- Festina lente (Make Haste Slowly) was composed for strings, plus harp ad lib, in 1986 (pub. 1988). It is an early example of Pärt’s tintinnabuli style.1
- The title is taken from the paradoxical proverb “make haste slowly” which has been attributed to multiple historical figures, including Caesar Augustus, first Roman Emperor.2 It has also been translated “more haste, less speed.”3
- The title refers to the structure of the piece, which is a proportional canon. In this piece, there are three voices playing the same melody but at different speeds.4
- The publisher’s introduction to the piece offers this explanatory quote from musicologist Leopold Brauneiss:
“The proverbial title Festina lente (Make haste slowly)…points towards the paradoxical time structure of the proportional canon: as the melody proceeds fast and slow at the same time, the fastest voice always sounds at the same time as its own stretched past.”
Leopold Brauneiss5
Sources
- Paul D. Hillier, “Pärt, Arvo,” Grove Music Online (2001), accessed November 19, 2019, https://www.oxfordmusiconline.com/grovemusic/view/10.1093/gmo/9781561592630.001.0001/omo-9781561592630-e-0000020964.

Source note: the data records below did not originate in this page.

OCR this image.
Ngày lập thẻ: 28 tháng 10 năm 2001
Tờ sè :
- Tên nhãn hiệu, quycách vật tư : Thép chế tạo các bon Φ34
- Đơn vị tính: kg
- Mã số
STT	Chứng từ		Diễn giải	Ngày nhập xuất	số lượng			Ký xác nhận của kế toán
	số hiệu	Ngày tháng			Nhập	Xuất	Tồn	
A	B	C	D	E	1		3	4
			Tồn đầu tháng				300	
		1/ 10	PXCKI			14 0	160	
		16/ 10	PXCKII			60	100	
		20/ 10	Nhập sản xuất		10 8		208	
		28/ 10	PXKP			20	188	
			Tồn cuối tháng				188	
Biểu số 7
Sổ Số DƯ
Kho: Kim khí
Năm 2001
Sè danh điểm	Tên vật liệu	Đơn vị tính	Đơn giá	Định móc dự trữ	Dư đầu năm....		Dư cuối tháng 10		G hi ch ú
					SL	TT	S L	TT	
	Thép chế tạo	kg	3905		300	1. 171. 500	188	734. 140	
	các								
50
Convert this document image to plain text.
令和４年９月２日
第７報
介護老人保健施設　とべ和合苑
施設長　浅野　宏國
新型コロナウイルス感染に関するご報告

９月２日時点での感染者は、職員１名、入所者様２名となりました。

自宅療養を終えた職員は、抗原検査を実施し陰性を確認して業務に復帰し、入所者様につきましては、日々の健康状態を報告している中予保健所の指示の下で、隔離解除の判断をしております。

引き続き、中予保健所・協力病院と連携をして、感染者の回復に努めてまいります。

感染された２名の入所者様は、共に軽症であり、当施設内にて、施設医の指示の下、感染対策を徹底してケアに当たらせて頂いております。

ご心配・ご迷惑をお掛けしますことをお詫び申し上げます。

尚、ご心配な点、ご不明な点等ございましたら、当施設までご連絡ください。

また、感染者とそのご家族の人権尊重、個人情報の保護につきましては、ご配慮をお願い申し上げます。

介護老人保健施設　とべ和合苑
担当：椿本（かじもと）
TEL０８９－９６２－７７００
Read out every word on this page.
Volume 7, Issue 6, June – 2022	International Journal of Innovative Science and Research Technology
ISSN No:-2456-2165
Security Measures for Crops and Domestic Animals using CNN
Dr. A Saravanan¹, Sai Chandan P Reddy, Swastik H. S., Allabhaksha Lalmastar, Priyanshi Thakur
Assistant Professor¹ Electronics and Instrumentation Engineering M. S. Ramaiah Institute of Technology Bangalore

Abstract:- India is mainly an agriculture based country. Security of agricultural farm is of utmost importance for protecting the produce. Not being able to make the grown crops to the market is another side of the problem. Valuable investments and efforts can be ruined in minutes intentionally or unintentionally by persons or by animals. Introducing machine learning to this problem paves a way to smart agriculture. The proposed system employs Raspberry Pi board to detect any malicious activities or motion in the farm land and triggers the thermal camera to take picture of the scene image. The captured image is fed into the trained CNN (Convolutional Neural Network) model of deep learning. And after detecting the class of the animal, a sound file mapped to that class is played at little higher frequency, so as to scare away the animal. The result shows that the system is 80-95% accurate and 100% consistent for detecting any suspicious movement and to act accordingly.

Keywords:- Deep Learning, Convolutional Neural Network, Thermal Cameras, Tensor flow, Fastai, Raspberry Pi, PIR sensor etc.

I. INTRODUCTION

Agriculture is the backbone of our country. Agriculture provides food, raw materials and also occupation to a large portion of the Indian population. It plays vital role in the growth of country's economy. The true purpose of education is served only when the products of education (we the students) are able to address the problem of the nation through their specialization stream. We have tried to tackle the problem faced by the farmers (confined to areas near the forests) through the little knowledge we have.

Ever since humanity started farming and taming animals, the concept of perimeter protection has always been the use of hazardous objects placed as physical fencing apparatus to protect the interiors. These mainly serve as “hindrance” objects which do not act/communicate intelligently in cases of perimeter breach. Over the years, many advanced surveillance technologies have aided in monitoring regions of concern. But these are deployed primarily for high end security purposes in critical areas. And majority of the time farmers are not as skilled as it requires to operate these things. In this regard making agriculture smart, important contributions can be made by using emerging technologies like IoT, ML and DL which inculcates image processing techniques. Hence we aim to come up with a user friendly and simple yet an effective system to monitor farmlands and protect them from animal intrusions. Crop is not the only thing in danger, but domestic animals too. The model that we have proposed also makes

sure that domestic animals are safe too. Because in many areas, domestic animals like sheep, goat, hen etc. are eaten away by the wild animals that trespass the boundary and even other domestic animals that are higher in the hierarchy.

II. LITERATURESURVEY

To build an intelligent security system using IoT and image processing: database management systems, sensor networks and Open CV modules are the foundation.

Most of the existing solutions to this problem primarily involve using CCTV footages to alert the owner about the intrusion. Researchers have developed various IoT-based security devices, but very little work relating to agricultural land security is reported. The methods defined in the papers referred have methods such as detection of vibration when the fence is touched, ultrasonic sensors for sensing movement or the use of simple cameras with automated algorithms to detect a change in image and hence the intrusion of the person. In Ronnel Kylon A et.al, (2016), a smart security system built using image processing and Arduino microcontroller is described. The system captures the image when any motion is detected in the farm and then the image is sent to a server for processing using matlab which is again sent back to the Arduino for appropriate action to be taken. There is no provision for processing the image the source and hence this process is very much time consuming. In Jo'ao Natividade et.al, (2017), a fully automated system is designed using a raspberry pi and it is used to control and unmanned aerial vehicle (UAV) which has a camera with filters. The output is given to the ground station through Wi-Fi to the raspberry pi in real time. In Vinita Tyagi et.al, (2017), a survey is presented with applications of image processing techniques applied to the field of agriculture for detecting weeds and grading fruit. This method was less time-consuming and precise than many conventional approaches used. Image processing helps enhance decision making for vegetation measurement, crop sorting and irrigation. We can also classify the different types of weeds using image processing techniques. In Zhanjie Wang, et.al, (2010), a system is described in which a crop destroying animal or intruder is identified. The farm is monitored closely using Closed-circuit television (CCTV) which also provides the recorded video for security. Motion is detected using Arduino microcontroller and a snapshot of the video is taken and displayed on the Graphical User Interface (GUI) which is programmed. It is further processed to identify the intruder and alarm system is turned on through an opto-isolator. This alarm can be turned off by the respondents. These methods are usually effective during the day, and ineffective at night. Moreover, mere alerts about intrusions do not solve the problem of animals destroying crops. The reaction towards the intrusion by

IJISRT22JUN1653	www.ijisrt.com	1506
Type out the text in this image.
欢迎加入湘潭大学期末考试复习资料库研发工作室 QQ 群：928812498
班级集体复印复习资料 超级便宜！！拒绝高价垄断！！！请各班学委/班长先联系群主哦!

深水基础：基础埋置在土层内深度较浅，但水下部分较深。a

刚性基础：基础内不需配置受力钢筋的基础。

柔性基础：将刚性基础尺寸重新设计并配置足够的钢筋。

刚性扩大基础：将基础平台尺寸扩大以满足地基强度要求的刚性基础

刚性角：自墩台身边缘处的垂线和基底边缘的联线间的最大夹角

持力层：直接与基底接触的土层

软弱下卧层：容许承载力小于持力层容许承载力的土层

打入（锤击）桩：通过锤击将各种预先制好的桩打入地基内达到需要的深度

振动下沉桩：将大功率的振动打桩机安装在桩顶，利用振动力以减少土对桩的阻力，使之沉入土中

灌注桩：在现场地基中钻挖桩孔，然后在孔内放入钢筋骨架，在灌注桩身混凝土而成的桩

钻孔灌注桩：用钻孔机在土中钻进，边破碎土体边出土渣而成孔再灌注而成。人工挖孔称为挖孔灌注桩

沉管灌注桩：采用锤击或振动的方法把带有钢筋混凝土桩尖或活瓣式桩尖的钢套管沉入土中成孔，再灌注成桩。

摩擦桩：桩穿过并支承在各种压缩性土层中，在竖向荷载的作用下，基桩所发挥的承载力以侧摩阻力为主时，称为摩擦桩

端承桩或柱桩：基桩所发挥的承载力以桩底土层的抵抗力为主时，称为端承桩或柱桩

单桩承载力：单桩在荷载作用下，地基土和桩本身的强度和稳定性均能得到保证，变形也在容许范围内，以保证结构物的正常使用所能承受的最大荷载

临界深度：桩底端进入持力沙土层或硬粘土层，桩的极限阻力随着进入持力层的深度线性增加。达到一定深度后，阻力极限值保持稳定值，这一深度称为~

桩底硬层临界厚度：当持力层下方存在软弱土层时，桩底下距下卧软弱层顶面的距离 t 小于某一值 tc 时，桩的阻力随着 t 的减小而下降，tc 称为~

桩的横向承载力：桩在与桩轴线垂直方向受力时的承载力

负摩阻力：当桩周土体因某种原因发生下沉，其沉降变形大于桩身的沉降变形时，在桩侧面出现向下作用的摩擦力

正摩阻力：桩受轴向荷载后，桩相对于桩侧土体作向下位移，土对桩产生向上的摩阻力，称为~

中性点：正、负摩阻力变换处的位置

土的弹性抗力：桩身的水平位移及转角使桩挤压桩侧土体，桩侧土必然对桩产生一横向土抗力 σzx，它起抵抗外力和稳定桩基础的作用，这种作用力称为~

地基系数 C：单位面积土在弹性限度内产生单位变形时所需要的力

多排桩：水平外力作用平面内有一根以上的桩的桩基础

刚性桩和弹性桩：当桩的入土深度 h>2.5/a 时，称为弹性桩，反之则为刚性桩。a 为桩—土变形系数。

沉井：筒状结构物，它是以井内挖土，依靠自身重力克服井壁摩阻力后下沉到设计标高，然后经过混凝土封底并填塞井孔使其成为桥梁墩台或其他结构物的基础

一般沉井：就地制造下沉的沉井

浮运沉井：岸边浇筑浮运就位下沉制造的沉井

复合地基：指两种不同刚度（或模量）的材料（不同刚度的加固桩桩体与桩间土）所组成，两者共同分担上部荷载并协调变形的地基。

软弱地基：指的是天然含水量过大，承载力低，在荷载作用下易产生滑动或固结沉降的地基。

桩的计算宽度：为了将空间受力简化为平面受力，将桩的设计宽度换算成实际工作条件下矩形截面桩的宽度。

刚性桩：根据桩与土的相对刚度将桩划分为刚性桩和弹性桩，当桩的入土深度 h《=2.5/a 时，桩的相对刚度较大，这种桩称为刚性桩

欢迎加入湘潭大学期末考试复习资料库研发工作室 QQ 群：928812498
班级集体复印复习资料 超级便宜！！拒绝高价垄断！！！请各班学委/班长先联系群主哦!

- “Arvo Pärt: Festina lente,” Universal Edition, accessed December 11, 2019, https://www.universaledition.com/arvo-part-534/works/festina-lente-2452
- C. Suetonius Tranquillus, trans. Alexander Thomson, The Lives of the Twelve Caesars, Project Gutenberg, accessed December 11, 2019, http://www.gutenberg.org/files/6400/6400-h/6400-h.htm#link2H_4_0003.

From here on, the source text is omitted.